As
she faced him across the table, the pink light of the candle-shade
adding to the glow of health in her pretty cheeks, she caused him to
start by the abruptness with which she said:--
"I don't see much ahead of me but to get married; do you?"
"If you put it up to me, I don't see anything ahead of you, unless you
take a different view of life; you never seem to have a serious
thought."
"Mr. Harwood, you can be immensely unpleasant when you choose to be. You
talk to me as though I were only nine years old. You ought to see that
I'm very unhappy. I'm the oldest girl at Miss Waring's--locked up there
with a lot of little pigeons that coo every time you look at them. They
treat me as though I were their grandmother."

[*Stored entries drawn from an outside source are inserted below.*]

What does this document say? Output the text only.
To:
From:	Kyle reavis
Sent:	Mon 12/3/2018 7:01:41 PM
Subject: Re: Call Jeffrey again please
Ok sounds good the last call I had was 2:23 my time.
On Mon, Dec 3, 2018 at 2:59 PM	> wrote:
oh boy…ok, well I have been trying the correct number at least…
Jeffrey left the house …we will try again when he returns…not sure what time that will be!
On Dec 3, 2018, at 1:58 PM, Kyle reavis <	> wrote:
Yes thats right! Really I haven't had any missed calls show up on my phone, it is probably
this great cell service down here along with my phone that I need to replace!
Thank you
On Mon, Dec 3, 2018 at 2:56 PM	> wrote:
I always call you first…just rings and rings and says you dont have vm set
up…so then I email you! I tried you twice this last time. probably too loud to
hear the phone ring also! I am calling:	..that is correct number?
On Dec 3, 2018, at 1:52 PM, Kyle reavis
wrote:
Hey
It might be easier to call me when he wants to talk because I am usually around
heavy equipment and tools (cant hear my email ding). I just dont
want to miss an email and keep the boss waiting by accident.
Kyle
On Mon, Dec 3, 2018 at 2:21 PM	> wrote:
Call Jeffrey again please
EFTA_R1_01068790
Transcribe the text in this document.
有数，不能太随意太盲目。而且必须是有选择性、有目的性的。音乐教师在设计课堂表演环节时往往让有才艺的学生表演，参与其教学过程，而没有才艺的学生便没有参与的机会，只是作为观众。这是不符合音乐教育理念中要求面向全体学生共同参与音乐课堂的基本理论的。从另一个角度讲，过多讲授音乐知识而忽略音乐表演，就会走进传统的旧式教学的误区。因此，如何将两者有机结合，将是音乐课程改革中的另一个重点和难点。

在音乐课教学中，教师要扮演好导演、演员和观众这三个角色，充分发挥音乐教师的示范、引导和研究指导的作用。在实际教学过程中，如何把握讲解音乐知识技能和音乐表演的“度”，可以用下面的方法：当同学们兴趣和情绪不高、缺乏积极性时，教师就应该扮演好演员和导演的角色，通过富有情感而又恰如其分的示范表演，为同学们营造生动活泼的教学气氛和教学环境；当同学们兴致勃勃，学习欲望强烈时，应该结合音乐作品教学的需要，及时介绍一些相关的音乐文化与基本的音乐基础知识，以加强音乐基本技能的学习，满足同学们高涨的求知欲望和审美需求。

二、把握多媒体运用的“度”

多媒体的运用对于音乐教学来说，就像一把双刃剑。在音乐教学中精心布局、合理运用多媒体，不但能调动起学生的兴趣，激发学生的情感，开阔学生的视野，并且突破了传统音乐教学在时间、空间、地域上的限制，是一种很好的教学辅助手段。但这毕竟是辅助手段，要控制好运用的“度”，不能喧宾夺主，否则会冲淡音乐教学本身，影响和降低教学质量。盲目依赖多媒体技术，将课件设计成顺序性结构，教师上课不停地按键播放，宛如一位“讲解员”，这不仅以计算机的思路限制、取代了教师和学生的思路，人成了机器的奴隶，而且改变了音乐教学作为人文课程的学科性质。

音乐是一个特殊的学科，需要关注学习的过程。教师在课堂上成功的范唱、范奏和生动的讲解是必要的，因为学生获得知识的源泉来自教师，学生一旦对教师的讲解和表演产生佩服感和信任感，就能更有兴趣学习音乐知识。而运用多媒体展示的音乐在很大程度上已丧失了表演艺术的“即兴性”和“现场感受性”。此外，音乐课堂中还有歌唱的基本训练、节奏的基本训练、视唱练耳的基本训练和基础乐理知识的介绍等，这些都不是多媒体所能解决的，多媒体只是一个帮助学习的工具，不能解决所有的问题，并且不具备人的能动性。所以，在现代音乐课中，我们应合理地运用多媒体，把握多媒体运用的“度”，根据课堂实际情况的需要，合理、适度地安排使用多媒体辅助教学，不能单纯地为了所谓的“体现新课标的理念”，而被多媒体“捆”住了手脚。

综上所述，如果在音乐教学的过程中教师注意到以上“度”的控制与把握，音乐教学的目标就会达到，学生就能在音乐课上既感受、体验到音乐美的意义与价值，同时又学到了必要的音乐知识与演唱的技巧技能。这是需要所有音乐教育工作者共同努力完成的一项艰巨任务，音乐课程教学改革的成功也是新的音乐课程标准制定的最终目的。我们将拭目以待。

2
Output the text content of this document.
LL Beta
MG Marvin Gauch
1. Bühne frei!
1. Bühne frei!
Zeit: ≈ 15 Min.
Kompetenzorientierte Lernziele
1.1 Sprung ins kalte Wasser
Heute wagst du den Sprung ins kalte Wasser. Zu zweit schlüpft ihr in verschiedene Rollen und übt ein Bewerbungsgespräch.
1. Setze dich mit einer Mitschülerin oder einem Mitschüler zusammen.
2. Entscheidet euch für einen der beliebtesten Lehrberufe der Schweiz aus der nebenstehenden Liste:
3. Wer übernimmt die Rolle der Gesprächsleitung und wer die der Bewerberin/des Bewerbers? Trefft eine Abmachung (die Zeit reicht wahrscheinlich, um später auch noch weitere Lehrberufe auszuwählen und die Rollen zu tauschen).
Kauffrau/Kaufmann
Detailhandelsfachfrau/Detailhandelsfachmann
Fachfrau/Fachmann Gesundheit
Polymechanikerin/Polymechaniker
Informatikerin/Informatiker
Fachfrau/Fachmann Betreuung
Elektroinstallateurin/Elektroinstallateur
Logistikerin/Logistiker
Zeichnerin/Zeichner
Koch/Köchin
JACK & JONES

"Why don't you say all these things to your father?" asked Harwood,
trying to laugh. "I dare say he'll do anything you like. But please
cheer up; those people over there will think we're having a terrible
quarrel."
The fact that they were drawing the glances of Miss Bosworth's party
pleased her; she had been perfectly conscious of it all the time.
"Well, they won't think you're making _love_ to me, Mr. Harwood; there's
that to console you." And she added icily, settling back in her chair as
her father approached, "I hope you understand that I'm not even leading
you on!"
CHAPTER XVI
"STOP, LOOK, LISTEN"
Bassett and Atwill held a conference the next day and the interview was
one of length.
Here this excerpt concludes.